The next morning her daughter told us that after we left to go to bed that her youngest grandson said he didn't know if he had made a good choice or not and he was having anxiety attack!!! Mother talked with him and ask him what made him choose that picture the first place and he said,"I liked the strong colors and it is so powerful!" Mother ask him if he would like to trade it for anything else and he said calmly,"No,I really do like that best!" And he went right to sleep.

Lady Love and I had no idea that there would be such drama and great side comments. This was a very open and honest feeling of what they think about their grandmother's art.
It was such a pleasure to be an observer of this very important evening.

Tuesday, December 2, 2008


Minnie A. Moore was always know to us children as Great Aunt "Dot"Moore. I never knew what her real name was until she died. She was such a beautiful little woman and she loved children and always fussed over us like she was just meeting my brother and I for the first time.
My father's parents were both deceased so we did appreciate this woman that seemed like
a warm, caring, grandmother. We couldn't get enough of her.

She wore ankle length dresses and smelled of lilac water. Her fine,curly white hair was pulled back and always piled on top of her head and curls were always trying to escape. Her face was full of wrinkles but it seemed the perfect place for her wonderful smile and her twinkling blue eyes.

Great Aunt Dot was very fond of my dad and mother. My mother had gone to school and lived in Chicago and Dot appreciated her interest in music and literature. Dot was a avid reader and was happy to see my mother encourage reading and music in our home. She had one daughter, Elizabeth unmarried and employed as a private secretary. They both doted on my brother, Bob and myself. My cousins were all boys--I was the only girl in my generation so I was spoiled even by the boys. They included me but, they all called me "Squirt".

My mother took me to see her at least once a week, my brother would go to a movie with his friends but I usually chose to stay with Aunt Dot. She would read to me and as I got older, I read to her. One of the best things about her was she never talked down to children, she always visited with us as if were grown. She answered questions the same way.

I stayed over night with her several times and none of the boys were ever allowed that privilege. I would sleep in a small folding bed that had been Elizabeth's in Aunt Dot's bedroom. In the morning she would sit at her dressing table let me brush her beautiful long white hair and then she would put it up. She showed me how she could sit on her hair. Very few of the family ever saw her with out her hair being that wonderful, curly, pile of white hair pinned up in that very fluffy manner.

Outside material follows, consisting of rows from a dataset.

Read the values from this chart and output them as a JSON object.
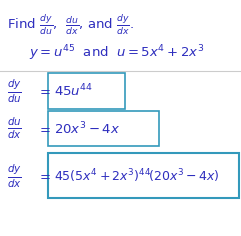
{
  "bg_color": "#ffffff",
  "text_color": "#2E2EBE",
  "box_color": "#3399BB",
  "fig_width": 2.41,
  "fig_height": 2.36,
  "dpi": 100
}
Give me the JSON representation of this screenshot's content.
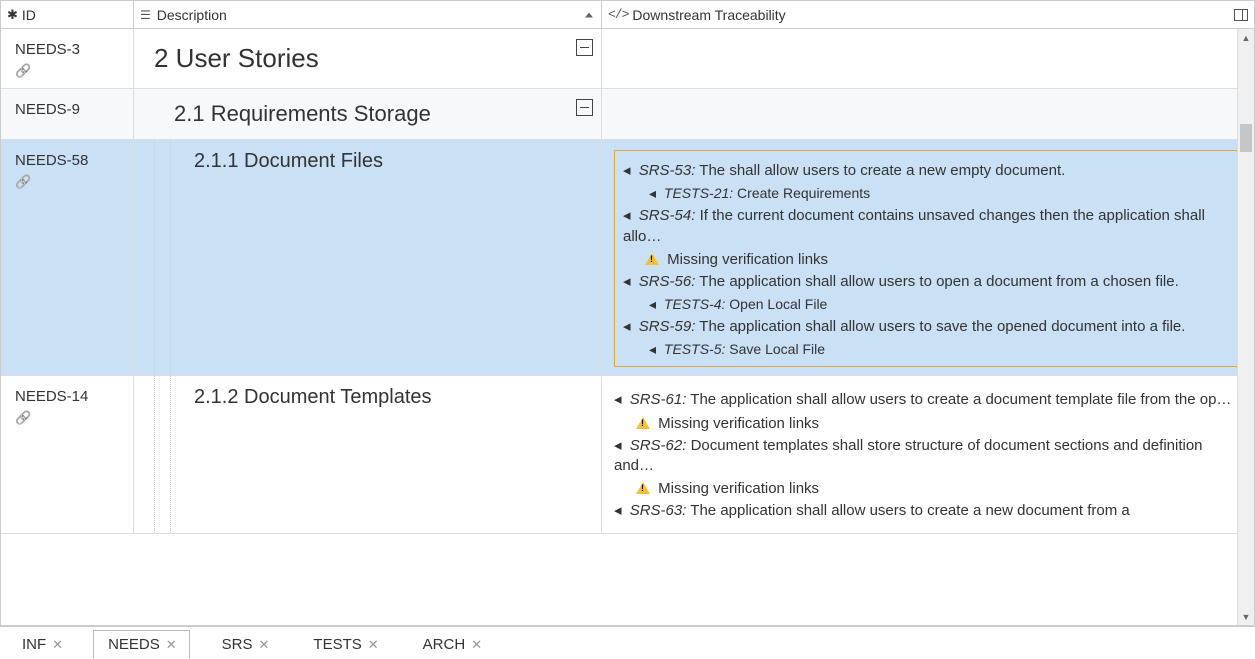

The first time I told my dad about brushing her hair. He responded with,"Wow,Sis, I don't think I have ever seen her with her hair down! And she let you brush it,too? I think that is special don't you?" I nodded in the affirmative.

She and Elizabeth continued over the years to hold us close. Elizabeth chronicled all of the cousins growth by taking loads of pictures of all of us. Then when my children were born Elizabeth continued by doing the same thing with my children--even during her long battle with multiple sclerosis.

After World War ll, Aunt Dot and Elizabeth wanted to have a large family dinner to welcome the boys, (my bother Bob and our cousin Bob) home. In all of her pictures she could not find a picture of the boys together without me in it. So at this special dinner the place cards had a picture of the three of us all looking like three little ragamuffins!